自由財産拡張が認められるかどうかはやってみないとわからない

 現在、総額99万円までであれば、自由財産の拡張を緩やかに認める裁判所が多いです。
 しかしながら、自由財産拡張が認められるどうかは、破産管財人の意見や裁判官の考え方により、左右されます。
 そのため、本当に自由財産の拡張が認められるかどうかは、やってみないとわからないものといわざるを得ません。
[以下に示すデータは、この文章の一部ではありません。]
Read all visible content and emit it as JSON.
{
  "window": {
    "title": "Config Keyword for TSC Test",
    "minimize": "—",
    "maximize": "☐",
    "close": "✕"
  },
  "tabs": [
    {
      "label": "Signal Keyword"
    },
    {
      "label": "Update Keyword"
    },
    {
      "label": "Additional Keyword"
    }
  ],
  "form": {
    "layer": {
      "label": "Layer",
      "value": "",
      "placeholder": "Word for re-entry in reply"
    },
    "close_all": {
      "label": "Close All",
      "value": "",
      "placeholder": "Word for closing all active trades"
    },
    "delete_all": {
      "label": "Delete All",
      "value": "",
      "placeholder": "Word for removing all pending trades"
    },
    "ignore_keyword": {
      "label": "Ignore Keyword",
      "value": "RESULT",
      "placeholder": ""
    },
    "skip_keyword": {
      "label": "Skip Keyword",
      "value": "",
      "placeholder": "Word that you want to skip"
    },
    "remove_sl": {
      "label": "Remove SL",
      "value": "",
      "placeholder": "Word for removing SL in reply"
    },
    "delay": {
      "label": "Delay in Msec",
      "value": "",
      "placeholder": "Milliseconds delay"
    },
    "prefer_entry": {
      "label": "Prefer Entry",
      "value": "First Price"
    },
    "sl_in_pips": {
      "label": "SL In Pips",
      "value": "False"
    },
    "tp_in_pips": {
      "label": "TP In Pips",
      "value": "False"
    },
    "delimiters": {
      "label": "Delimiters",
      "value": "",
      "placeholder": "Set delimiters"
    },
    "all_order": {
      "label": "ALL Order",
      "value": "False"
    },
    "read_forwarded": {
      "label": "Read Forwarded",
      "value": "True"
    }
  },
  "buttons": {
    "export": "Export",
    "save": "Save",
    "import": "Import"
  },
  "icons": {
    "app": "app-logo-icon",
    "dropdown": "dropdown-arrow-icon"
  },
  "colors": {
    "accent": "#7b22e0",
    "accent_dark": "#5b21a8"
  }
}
じゃあ、現金にしてしまえば、99万円まで維持できる?

 このように、99万円以下の現金や差押禁止財産以外の財産は維持できるかどうかわからないので、破産を申し立てる前に、財産を現金化してしまう方もいるでしょう。
 現金にさえなってしまえば、99万円まで維持できる、という考え方です。
 ただ、このような方法に対しては、裁判所は厳しい姿勢であたっています。
 破産申立ての直前に現金化された財産は、「現金」ではなく、現金化される前の財産として扱っている裁判所が多いです。

(例)
破産申立直前に保険を解約し、解約返戻金50万円を入手したケース
→たしかに、50万円は現金になっているが、「現金」ではなく「50万円の価値をもつ保険」として扱う

というわけです。

現金化前の財産として扱うことに疑問も……

 でも、これって批判も大きい運用です。
 裁判所としては、破産逃れのような現金化を「ずるい」と見ているのでしょうが、既に現金となっているものを、現金化前の財産として扱うことは法的根拠に乏しいと思われます。
 破産法34条3項1号で、99万円以下の現金が当然に維持できる、と認められていることからすると、裁判所がいくら「ずるい」と考える、直前に現金化された財産でも、99万円までは維持できるのではないかと考えられます。破産法34条3項1号に裁判所が裁量を及ぼす余地はないものと思われます(現金化する前の財産として扱いたいのであれば、否認権を行使するべきですが、単に現金化しただけでは、一般的に否認権の行使は困難と考えられます)。
 ただし、裁判所としては、破産法34条4項の自由財産拡張の判断にあたっては、様々な事情を考慮することができます。そのため、自由財産拡張の判断にあたっては、直前に現金化されたことを考慮されてもやむをえない、といわざるを得ないでしょう。

有用の資にあてることは許される

 このように、破産申立ての直前に財産を現金化して、費消することは原則として許されません(現金化して使ってしまっても、使ってしまう前の財産を基準に自由財産拡張の判断をされます)。
 しかし、一般的に「有用の資」として扱うことは許されています。

 たとえば、150万円の保険を解約して、うち70万円を使ってしまったケースでは、

・70万円を有用の資にあてた→80万円の保険として見られる
・70万円を有用の資以外にあてた→150万円の保険として見られる

ことになるわけです。
 99万円基準のもとでは、どちらとして扱われるかで維持できる財産の範囲が大きく異なってきます。

有用の資ってどんなもの?

 有用の資については、文献(全国倒産処理弁護士ネットワーク編『破産実務Q&A200問』・平成24年12月15日・株式会社きんざい・61ページ)よれば、以下のものがあげられています。

・破産申立費用(予納金・弁護士費用等)
・生活費
・医療費
・転居費用
・葬儀費用
・学費
・公租公課の支払い

 なお、いずれも、相当な範囲に限定されていますので注意が必要です。